François Hollande a ouvert la conférence sociale lundi à Paris. Un exercice sur lequel tout le monde s’interroge. Pourtant, l’évènement s’inscrit dans un contexte très précis de la politique gouvernementale. Explications.

Le sommet social qui se tient à Paris lundi et mardi, suscite beaucoup de commentaires. En effet, l’ambition qui ressort du discours de François Hollande va beaucoup plus loin que ce qu’il racontait pendant la campagne. Le Président de la République part d’un diagnostic qui est la réalité, mais que les dirigeants politiques ont jusqu’à maintenant nié. Tout d’abord, il y a la dette. Pour la financer, on a besoin d’écouter ce que nous disent les financiers. François Hollande fait donc comprendre que la finance n’est plus l’ennemi n°1 à abattre mais celui avec lequel on va négocier. Le Président le dit, pour réduire la dette, il faut réduire les dépenses publiques. Le second constat, c’est notre défaut de compétitivité à cause du coût du travail. Ce discours là, est complètement nouveau à gauche. Si on améliore la compétitivité on fait repartir l’emploi. Le message est donc claire : Face au chômage, la seule réponse c’est l’innovation.

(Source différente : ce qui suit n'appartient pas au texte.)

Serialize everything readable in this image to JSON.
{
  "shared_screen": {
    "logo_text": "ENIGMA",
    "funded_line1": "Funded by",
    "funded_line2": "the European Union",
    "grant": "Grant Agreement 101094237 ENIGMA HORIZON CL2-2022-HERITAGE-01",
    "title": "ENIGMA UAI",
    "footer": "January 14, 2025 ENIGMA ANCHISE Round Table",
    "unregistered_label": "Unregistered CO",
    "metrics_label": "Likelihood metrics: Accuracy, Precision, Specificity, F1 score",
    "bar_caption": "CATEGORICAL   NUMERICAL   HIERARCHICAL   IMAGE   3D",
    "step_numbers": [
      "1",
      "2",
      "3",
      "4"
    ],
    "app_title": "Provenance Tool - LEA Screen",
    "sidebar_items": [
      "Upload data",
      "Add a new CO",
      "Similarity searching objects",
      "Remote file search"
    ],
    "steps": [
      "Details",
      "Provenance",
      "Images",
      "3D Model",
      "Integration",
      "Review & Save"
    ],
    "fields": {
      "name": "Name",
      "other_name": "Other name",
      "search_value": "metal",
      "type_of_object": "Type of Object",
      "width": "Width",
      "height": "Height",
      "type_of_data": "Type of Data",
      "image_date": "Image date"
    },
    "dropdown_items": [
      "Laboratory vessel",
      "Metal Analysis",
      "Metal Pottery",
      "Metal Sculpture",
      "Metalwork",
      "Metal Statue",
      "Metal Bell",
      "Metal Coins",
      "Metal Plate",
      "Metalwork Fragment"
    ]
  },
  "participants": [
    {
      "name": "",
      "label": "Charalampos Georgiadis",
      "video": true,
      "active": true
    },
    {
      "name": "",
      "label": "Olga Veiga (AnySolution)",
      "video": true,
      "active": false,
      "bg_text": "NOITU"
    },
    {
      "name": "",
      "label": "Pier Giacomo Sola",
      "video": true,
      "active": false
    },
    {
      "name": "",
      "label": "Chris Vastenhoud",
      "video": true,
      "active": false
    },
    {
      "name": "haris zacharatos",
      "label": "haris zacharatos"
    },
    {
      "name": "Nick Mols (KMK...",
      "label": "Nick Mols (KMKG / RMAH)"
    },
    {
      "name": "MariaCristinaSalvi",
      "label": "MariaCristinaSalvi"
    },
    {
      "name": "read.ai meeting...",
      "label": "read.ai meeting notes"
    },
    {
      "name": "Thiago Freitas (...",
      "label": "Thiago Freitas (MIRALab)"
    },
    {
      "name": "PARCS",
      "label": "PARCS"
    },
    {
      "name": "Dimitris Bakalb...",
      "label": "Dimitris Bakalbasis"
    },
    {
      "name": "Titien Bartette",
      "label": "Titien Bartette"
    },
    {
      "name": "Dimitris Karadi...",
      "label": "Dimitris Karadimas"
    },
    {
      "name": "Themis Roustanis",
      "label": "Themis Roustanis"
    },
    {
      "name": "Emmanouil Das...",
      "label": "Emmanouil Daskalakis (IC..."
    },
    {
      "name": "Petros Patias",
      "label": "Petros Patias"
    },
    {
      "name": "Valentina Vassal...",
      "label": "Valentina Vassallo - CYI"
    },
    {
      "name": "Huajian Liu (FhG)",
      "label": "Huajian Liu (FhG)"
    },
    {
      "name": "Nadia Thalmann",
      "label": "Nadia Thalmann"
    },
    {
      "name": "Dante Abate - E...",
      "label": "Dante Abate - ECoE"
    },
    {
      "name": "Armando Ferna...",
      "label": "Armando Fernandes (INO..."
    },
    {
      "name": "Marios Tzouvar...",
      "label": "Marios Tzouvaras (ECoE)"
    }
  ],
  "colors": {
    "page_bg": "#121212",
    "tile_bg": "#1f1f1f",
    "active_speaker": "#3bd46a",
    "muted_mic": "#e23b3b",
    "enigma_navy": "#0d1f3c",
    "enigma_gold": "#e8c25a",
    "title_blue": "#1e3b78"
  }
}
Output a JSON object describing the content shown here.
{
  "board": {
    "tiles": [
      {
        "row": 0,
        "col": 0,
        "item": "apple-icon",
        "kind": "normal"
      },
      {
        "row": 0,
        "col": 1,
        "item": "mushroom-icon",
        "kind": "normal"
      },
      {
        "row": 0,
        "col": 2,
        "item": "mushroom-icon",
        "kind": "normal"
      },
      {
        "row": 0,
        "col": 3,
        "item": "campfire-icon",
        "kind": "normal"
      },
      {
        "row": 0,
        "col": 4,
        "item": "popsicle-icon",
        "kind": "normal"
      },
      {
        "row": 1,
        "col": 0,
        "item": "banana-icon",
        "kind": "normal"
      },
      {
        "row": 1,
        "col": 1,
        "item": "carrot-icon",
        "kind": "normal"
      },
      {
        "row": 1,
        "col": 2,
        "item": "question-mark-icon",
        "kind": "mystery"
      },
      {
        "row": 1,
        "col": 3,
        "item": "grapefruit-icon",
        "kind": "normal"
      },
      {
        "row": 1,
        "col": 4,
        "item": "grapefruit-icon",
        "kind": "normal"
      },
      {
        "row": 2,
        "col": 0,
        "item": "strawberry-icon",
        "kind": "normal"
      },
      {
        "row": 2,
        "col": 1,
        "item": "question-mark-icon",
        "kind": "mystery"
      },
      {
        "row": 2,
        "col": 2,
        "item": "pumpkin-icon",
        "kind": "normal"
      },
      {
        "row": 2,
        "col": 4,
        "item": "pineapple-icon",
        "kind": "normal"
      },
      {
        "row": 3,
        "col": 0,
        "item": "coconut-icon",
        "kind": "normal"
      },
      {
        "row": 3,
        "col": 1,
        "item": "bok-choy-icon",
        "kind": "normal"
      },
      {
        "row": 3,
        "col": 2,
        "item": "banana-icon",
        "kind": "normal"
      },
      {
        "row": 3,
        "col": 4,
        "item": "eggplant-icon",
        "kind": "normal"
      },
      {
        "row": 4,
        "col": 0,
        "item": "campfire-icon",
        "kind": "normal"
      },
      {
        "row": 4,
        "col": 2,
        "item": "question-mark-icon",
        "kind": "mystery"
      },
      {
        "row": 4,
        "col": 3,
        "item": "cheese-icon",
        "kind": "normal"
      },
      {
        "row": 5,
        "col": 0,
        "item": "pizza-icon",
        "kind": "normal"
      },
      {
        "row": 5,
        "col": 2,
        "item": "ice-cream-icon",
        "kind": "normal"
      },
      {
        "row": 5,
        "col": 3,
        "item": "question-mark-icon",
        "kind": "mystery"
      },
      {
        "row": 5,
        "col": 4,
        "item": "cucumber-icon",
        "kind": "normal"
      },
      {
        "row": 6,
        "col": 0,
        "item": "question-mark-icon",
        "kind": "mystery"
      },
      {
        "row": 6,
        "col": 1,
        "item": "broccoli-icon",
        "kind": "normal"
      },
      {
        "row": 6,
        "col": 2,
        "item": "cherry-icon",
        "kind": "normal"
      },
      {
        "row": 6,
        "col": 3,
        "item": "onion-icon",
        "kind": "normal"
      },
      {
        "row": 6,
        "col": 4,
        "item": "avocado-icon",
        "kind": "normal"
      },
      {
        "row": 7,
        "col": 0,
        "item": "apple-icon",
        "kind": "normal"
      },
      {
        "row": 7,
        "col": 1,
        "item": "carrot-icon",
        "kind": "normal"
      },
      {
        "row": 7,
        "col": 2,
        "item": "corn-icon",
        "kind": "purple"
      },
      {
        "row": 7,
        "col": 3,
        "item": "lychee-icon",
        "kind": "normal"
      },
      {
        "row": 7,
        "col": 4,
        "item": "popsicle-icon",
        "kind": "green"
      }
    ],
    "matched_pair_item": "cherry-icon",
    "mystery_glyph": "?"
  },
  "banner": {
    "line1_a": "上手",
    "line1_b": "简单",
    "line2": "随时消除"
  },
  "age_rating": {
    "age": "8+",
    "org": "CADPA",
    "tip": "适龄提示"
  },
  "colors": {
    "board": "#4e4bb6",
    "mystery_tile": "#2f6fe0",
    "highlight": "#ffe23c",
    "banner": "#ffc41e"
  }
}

Tout cela annonce un immense changement qui ne sera possible uniquement s’il est accompagné par les partenaires sociaux. A l’instar de pays comme l’Allemagne. D’où l’idée de ce sommet social, d’où l’idée d’inscrire la négociation sociale dans la constitution. Le choc de compétitivité doit donner de la marge aux entreprises, les réductions de dépenses publiques doivent donner de la liberté et les moyens d’investir. François Hollande veut remplacer la culture du conflit social par celle du compromis. S’il réussit cela, la France aura bien changé. M. le Président, ce que vous promettez ce n’est pas une réforme, c’est une révolution.